Cerpen saya dimuat di harian Minggu Pagi, Jogjakarta sekitar bulan April 2018. Judulnya Nasihat Mama. Editingnya lumayan banyak, tapi bikin cerpennya jadi lebih enak dibaca. Berikut ini saya posting versi aslinya, cekidot.

 
Nasihat Mama

                Nggak ada tempat yang lebih nyaman di sekolah, kecuali kebun sekolah. Itu menurut Niar. Itu karena ia berbeda dengan temannya, para siswi SMA yang sedang menikmati masa-masa lebay. Cekikik sana, cekikik sini. Niar beda. Niar lebih suka tempat yang sunyi, di mana ia bisa membaca tanpa gangguan.
            Dan di sinilah selalu Niar berada tiap jam istirahat atau kapanpun ia punya waktu luang. Duduk di bangku menikmati semilir angin. Menatap bunga jagung yang berayun dan gerumbul tomat yang mulai meranum. Hasil kerja teman-temannya dari ekskul botani. Puas mengamati tanaman, Niar kembali menekuni bukunya.
            “Dor!”
Suara kencang Wida mengejutkan Niar. Ia memandang sahabatnya dengan bibir sedikit mengerucut.
“Selalu ada di sini,” ucap Wida tak peduli dengan kernyit di kening Niar. Gadis itu malah meniup permen karet yang ia kunyah sejak tadi, membuat balon besar di depan muka Niar. Plop! Balon permen karet pecah mengotori wajah Wida. Barulah Niar bisa tertawa gembira. Giliran Wida yang bersungut-sungut.
“Ayo, temani aku ke kelasnya Rajif,” ajak Wida setelah membersihkan wajah dari sisa permen karet.
“Rajif lagi,” gerutu Niar.
“Ayolah Niar. Aku pengen ngeliat wajah imutnya.”
“Pergi sendiri sana.”
“Nggak seru, Niar.”
Dengan langkah ogah-ogahan Niar menuruti kemauan Wida.
*
Rajif itu anak baru di kelas sebelah. Mukanya tampan karena ia keturunan India. Menurut Wida, lebih tampan dari Shaheer Sheik. Niar sih tak peduli. Ia tak tahu siapa itu Shaheer. Nasihat Mama selalu melekat di kepalanya. Jangan sering-sering memerhatikan cowok. Usiamu masih terlalu muda. Kalau sudah terjerat cinta remaja, seluruh pikiranmu akan terpusat pada cowok. Dan kelak pasti itu kamu sesali. Cinta akan datang pada waktu yang tepat. Dan menurut Mama, waktu yang tepat itu bukanlah waktu remaja.
Wida hanya nyengir saat Niar membeberkan nasihat Mamanya itu.
“Jadi karena itu kamu selalu membawa buku cerita ke sekolah? Dan tak pernah melepaskan pandanganmu dari buku? Hmm, menurutku justru kamu akan banyak kehilangan moment menyenangkan.”

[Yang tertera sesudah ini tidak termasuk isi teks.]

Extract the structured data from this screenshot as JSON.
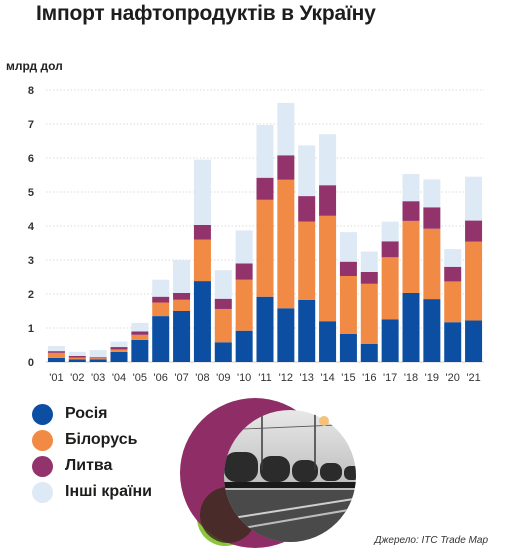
{
  "title": "Імпорт нафтопродуктів в Україну",
  "source": "Джерело: ITC Trade Map",
  "colors": {
    "russia": "#0b4ea2",
    "belarus": "#f08a44",
    "lithuania": "#93336b",
    "other": "#dde9f5",
    "grid": "#cfcfcf"
  },
  "legend": [
    {
      "label": "Росія",
      "color": "#0b4ea2"
    },
    {
      "label": "Білорусь",
      "color": "#f08a44"
    },
    {
      "label": "Литва",
      "color": "#93336b"
    },
    {
      "label": "Інші країни",
      "color": "#dde9f5"
    }
  ],
  "chart_data": {
    "type": "bar",
    "stacked": true,
    "title": "Імпорт нафтопродуктів в Україну",
    "ylabel": "млрд дол",
    "ylim": [
      0,
      8
    ],
    "yticks": [
      0,
      1,
      2,
      3,
      4,
      5,
      6,
      7,
      8
    ],
    "grid": true,
    "legend_position": "bottom-left",
    "categories": [
      "'01",
      "'02",
      "'03",
      "'04",
      "'05",
      "'06",
      "'07",
      "'08",
      "'09",
      "'10",
      "'11",
      "'12",
      "'13",
      "'14",
      "'15",
      "'16",
      "'17",
      "'18",
      "'19",
      "'20",
      "'21"
    ],
    "series": [
      {
        "name": "Росія",
        "color": "#0b4ea2",
        "values": [
          0.12,
          0.08,
          0.08,
          0.3,
          0.65,
          1.35,
          1.5,
          2.38,
          0.58,
          0.92,
          1.92,
          1.58,
          1.83,
          1.2,
          0.83,
          0.53,
          1.25,
          2.03,
          1.85,
          1.17,
          1.22
        ]
      },
      {
        "name": "Білорусь",
        "color": "#f08a44",
        "values": [
          0.15,
          0.05,
          0.03,
          0.07,
          0.15,
          0.4,
          0.33,
          1.22,
          0.98,
          1.5,
          2.85,
          3.78,
          2.3,
          3.1,
          1.7,
          1.77,
          1.83,
          2.12,
          2.07,
          1.2,
          2.32
        ]
      },
      {
        "name": "Литва",
        "color": "#93336b",
        "values": [
          0.05,
          0.05,
          0.03,
          0.07,
          0.1,
          0.17,
          0.2,
          0.43,
          0.3,
          0.48,
          0.65,
          0.72,
          0.75,
          0.9,
          0.42,
          0.35,
          0.47,
          0.58,
          0.63,
          0.43,
          0.62
        ]
      },
      {
        "name": "Інші країни",
        "color": "#dde9f5",
        "values": [
          0.15,
          0.12,
          0.21,
          0.16,
          0.25,
          0.5,
          0.97,
          1.92,
          0.84,
          0.97,
          1.55,
          1.54,
          1.49,
          1.5,
          0.87,
          0.6,
          0.58,
          0.8,
          0.82,
          0.52,
          1.29
        ]
      }
    ]
  }
}
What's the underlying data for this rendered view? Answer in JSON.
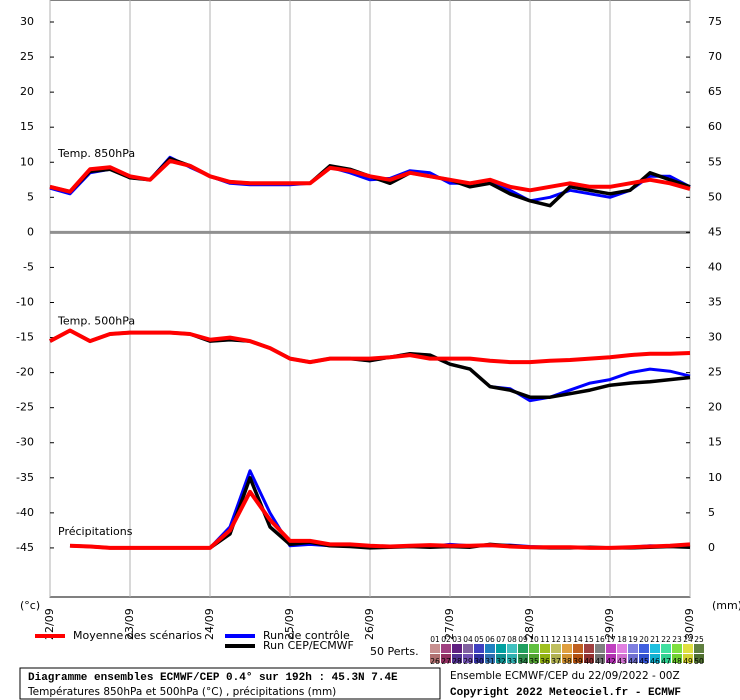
{
  "chart_data": {
    "type": "line",
    "annotations": [
      "Temp. 850hPa",
      "Temp. 500hPa",
      "Précipitations"
    ],
    "y_unit_label": "(°c)",
    "y2_unit_label": "(mm)",
    "x": [
      0,
      6,
      12,
      18,
      24,
      30,
      36,
      42,
      48,
      54,
      60,
      66,
      72,
      78,
      84,
      90,
      96,
      102,
      108,
      114,
      120,
      126,
      132,
      138,
      144,
      150,
      156,
      162,
      168,
      174,
      180,
      186,
      192
    ],
    "xlim": [
      0,
      192
    ],
    "xticks": [
      {
        "value": 0,
        "label": "22/09"
      },
      {
        "value": 24,
        "label": "23/09"
      },
      {
        "value": 48,
        "label": "24/09"
      },
      {
        "value": 72,
        "label": "25/09"
      },
      {
        "value": 96,
        "label": "26/09"
      },
      {
        "value": 120,
        "label": "27/09"
      },
      {
        "value": 144,
        "label": "28/09"
      },
      {
        "value": 168,
        "label": "29/09"
      },
      {
        "value": 192,
        "label": "30/09"
      }
    ],
    "ylim": [
      -52,
      31
    ],
    "yticks": [
      -45,
      -40,
      -35,
      -30,
      -25,
      -20,
      -15,
      -10,
      -5,
      0,
      5,
      10,
      15,
      20,
      25,
      30
    ],
    "y2lim": [
      -7,
      76
    ],
    "y2ticks": [
      0,
      5,
      10,
      15,
      20,
      25,
      30,
      35,
      40,
      45,
      50,
      55,
      60,
      65,
      70,
      75
    ],
    "series": [
      {
        "name": "Run de contrôle",
        "color": "#0000ff",
        "width": 3,
        "t850": [
          6.3,
          5.5,
          8.5,
          9,
          7.8,
          7.5,
          10.7,
          9.3,
          8,
          7,
          6.8,
          6.8,
          6.8,
          7,
          9.3,
          8.5,
          7.5,
          7.7,
          8.8,
          8.5,
          7,
          7,
          7.5,
          6,
          4.5,
          5,
          6,
          5.5,
          5,
          6,
          8,
          8,
          6.5
        ],
        "t500": [
          -15.5,
          -14,
          -15.5,
          -14.5,
          -14.3,
          -14.3,
          -14.3,
          -14.5,
          -15.5,
          -15.3,
          -15.5,
          -16.5,
          -18,
          -18.5,
          -18,
          -18,
          -18.3,
          -17.8,
          -17.3,
          -17.5,
          -18.8,
          -19.5,
          -22,
          -22.3,
          -24,
          -23.5,
          -22.5,
          -21.5,
          -21,
          -20,
          -19.5,
          -19.8,
          -20.5
        ],
        "precip": [
          null,
          0.3,
          0.2,
          0,
          0,
          0,
          0,
          0,
          0,
          3,
          11,
          5,
          0.3,
          0.5,
          0.3,
          0.5,
          0.1,
          0.1,
          0.3,
          0.2,
          0.5,
          0.3,
          0.3,
          0.4,
          0.2,
          0.1,
          0,
          0,
          0,
          0.1,
          0.3,
          0.2,
          0.3
        ]
      },
      {
        "name": "Run CEP/ECMWF",
        "color": "#000000",
        "width": 3.5,
        "t850": [
          6.5,
          5.8,
          8.7,
          9,
          7.8,
          7.5,
          10.5,
          9.5,
          8,
          7.2,
          7,
          7,
          7,
          7,
          9.5,
          9,
          8,
          7,
          8.5,
          8,
          7.5,
          6.5,
          7,
          5.5,
          4.5,
          3.8,
          6.5,
          6,
          5.5,
          6,
          8.5,
          7.5,
          6.5
        ],
        "t500": [
          -15.5,
          -14,
          -15.5,
          -14.5,
          -14.3,
          -14.3,
          -14.3,
          -14.5,
          -15.5,
          -15.3,
          -15.5,
          -16.5,
          -18,
          -18.5,
          -18,
          -18,
          -18.3,
          -17.8,
          -17.3,
          -17.5,
          -18.8,
          -19.5,
          -22,
          -22.5,
          -23.5,
          -23.5,
          -23,
          -22.5,
          -21.8,
          -21.5,
          -21.3,
          -21,
          -20.7
        ],
        "precip": [
          null,
          0.3,
          0.2,
          0,
          0,
          0,
          0,
          0,
          0,
          2,
          10,
          3,
          0.5,
          0.8,
          0.3,
          0.2,
          0,
          0.1,
          0.2,
          0.1,
          0.2,
          0.1,
          0.5,
          0.3,
          0.1,
          0,
          0,
          0.1,
          0,
          0,
          0.1,
          0.2,
          0.1
        ]
      },
      {
        "name": "Moyenne des scénarios",
        "color": "#ff0000",
        "width": 4,
        "t850": [
          6.5,
          5.8,
          9,
          9.3,
          8,
          7.5,
          10.2,
          9.5,
          8,
          7.2,
          7,
          7,
          7,
          7,
          9.2,
          8.8,
          8,
          7.5,
          8.5,
          8,
          7.5,
          7,
          7.5,
          6.5,
          6,
          6.5,
          7,
          6.5,
          6.5,
          7,
          7.5,
          7,
          6.2
        ],
        "t500": [
          -15.5,
          -14,
          -15.5,
          -14.5,
          -14.3,
          -14.3,
          -14.3,
          -14.5,
          -15.3,
          -15,
          -15.5,
          -16.5,
          -18,
          -18.5,
          -18,
          -18,
          -18,
          -17.8,
          -17.5,
          -18,
          -18,
          -18,
          -18.3,
          -18.5,
          -18.5,
          -18.3,
          -18.2,
          -18,
          -17.8,
          -17.5,
          -17.3,
          -17.3,
          -17.2
        ],
        "precip": [
          null,
          0.3,
          0.2,
          0,
          0,
          0,
          0,
          0,
          0,
          2.5,
          8,
          4,
          1,
          1,
          0.5,
          0.5,
          0.3,
          0.2,
          0.3,
          0.4,
          0.3,
          0.3,
          0.4,
          0.2,
          0.1,
          0.1,
          0.1,
          0,
          0,
          0.1,
          0.2,
          0.3,
          0.5
        ]
      }
    ],
    "legend_order": [
      2,
      0,
      1
    ],
    "perturbations": {
      "label": "50 Perts.",
      "members": [
        {
          "name": "01",
          "color": "#c89090"
        },
        {
          "name": "02",
          "color": "#a04080"
        },
        {
          "name": "03",
          "color": "#602080"
        },
        {
          "name": "04",
          "color": "#8060a0"
        },
        {
          "name": "05",
          "color": "#4040c0"
        },
        {
          "name": "06",
          "color": "#2080c0"
        },
        {
          "name": "07",
          "color": "#00a0a0"
        },
        {
          "name": "08",
          "color": "#40c0c0"
        },
        {
          "name": "09",
          "color": "#20a060"
        },
        {
          "name": "10",
          "color": "#60c040"
        },
        {
          "name": "11",
          "color": "#a0c020"
        },
        {
          "name": "12",
          "color": "#c0c060"
        },
        {
          "name": "13",
          "color": "#e0a040"
        },
        {
          "name": "14",
          "color": "#c06020"
        },
        {
          "name": "15",
          "color": "#a04040"
        },
        {
          "name": "16",
          "color": "#808080"
        },
        {
          "name": "17",
          "color": "#c040c0"
        },
        {
          "name": "18",
          "color": "#e080e0"
        },
        {
          "name": "19",
          "color": "#8080e0"
        },
        {
          "name": "20",
          "color": "#4060e0"
        },
        {
          "name": "21",
          "color": "#20c0e0"
        },
        {
          "name": "22",
          "color": "#40e0a0"
        },
        {
          "name": "23",
          "color": "#80e040"
        },
        {
          "name": "24",
          "color": "#e0e040"
        },
        {
          "name": "25",
          "color": "#608040"
        },
        {
          "name": "26",
          "color": "#b07070"
        },
        {
          "name": "27",
          "color": "#903060"
        },
        {
          "name": "28",
          "color": "#503090"
        },
        {
          "name": "29",
          "color": "#7050b0"
        },
        {
          "name": "30",
          "color": "#3030a0"
        },
        {
          "name": "31",
          "color": "#3070b0"
        },
        {
          "name": "32",
          "color": "#109090"
        },
        {
          "name": "33",
          "color": "#30b0b0"
        },
        {
          "name": "34",
          "color": "#309050"
        },
        {
          "name": "35",
          "color": "#50a030"
        },
        {
          "name": "36",
          "color": "#90b010"
        },
        {
          "name": "37",
          "color": "#b0b050"
        },
        {
          "name": "38",
          "color": "#d09030"
        },
        {
          "name": "39",
          "color": "#b05010"
        },
        {
          "name": "40",
          "color": "#903030"
        },
        {
          "name": "41",
          "color": "#707070"
        },
        {
          "name": "42",
          "color": "#b030b0"
        },
        {
          "name": "43",
          "color": "#d070d0"
        },
        {
          "name": "44",
          "color": "#7070d0"
        },
        {
          "name": "45",
          "color": "#3050d0"
        },
        {
          "name": "46",
          "color": "#10b0d0"
        },
        {
          "name": "47",
          "color": "#30d090"
        },
        {
          "name": "48",
          "color": "#70d030"
        },
        {
          "name": "49",
          "color": "#d0d030"
        },
        {
          "name": "50",
          "color": "#507030"
        }
      ]
    }
  },
  "footer": {
    "title": "Diagramme ensembles ECMWF/CEP 0.4° sur 192h : 45.3N 7.4E",
    "subtitle": "Températures 850hPa et 500hPa (°C) , précipitations (mm)",
    "run": "Ensemble ECMWF/CEP du 22/09/2022 - 00Z",
    "copyright": "Copyright 2022 Meteociel.fr - ECMWF"
  }
}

Kali ini Wida menyeret Niar ke kantin. Duduk agak jauh dari tempat Rajif makan kudapannya. Dan curi-curi pandang pada cowok itu. Tak jemu-jemu Wida berceloteh perihal kegantengan Rajif. Niar mulai merasa jemu. Ia melihat banyak teman ceweknya cari-cari perhatian ke Rajif. Baik yang terang-terangan maupun yang sembunyi-sembunyi seperti Wida. Niar mengalihkan pandang dari buku, dan mulai mengamati Rajif. Tak sadar ia sudah melanggar salah satu nasihat Mama.
*
            Mekarnya amaryllis di kebun sekolah menarik perhatian para siswi. Banyak yang berkunjung untuk sekadar selfie. Niar kehilangan ketenangan kebun sekolah di saat ia sedang membutuhkan tempat sepi untuk menata hatinya yang resah. Beberapa hari ini wajah Rajif selalu membayang di mata. Beberapa kali Niar menemukan dirinya menghabiskan waktu melamunkan cowok itu. Susunan kalimat Tere Liye dalam buku kesayangan tak lagi menarik hati. Hanya Rajif, Rajif dan Rajif yang menari menggoda hasrat. Niar tak suka perasaan ini. Semua gara-gara Wida. Semua gara-gara ia tak memegang teguh nasihat Mama.
            “Niar! Kenapa kamu nangis?” seruan kaget Wida menyadarkan Niar.
            Di sudut kebun sekolah, Niar menemukan alasan dalam bentuk seekor capung yang terbang menjauh.
            “Aku sedih lihat capung itu seperti terusir dari kebun, gara-gara banyak teman yang datang.”
            “Astaga Niar, capung aja kamu pikirin. Yuk, temani aku nontonin Rajif.”
            Ada yang bergemuruh di dada Niar saat Wida menyebut nama Rajif. Agar Wida tak curiga, Niar mengikuti langkah sahabatnya ke kantin.
            Kantin ramai. Seperti biasa, Rajif ada di salah satu meja, sedang makan siang. Wida menyenggol lengan Niar keras.
            “Rajif ngeliatin kamu, Niar.”
            Gugup, Niar menjatuhkan bukunya. Saat ia berdiri setelah menunduk mengambil buku yang terjatuh, Rajif sudah berdiri di hadapannya.
            “Hai, kamu Niar, ya? Kenalkan namaku Rajif.”
            Niar terpaku. Wida mencubit-cubit kecil tangan Niar.
            “Aku sudah beberapa hari ini memperhatikan kamu, Niar,” lanjut Rajif. Niar dan Wida semakin resah. Niar tak dapat mengalihkan tatapannya pada Rajif. Wida lebih-lebih. Terheran-heran menebak apakah Rajif suka pada Niar?
            Rajif tersenyum manis, meraih buku yang masih dipegang Niar.
            “Kamu ternyata suka novel karya Tere Liye, ya? Aku juga. Aku pinjam bukunya, ya?”
            Niar ternganga. Ternyata cuma mau pinjam buku?
            “Oh … eh … iya, silakan. Bawa aja bukunya.”
            Rajif melenggang sambil memegang buku. Niar terduduk sambil mengembuskan napas lega. Fiuh. Wida terbahak.
            “Ya ampun, nyaris gue patah hati dan berencana ngemil obat nyamuk. Kirain….”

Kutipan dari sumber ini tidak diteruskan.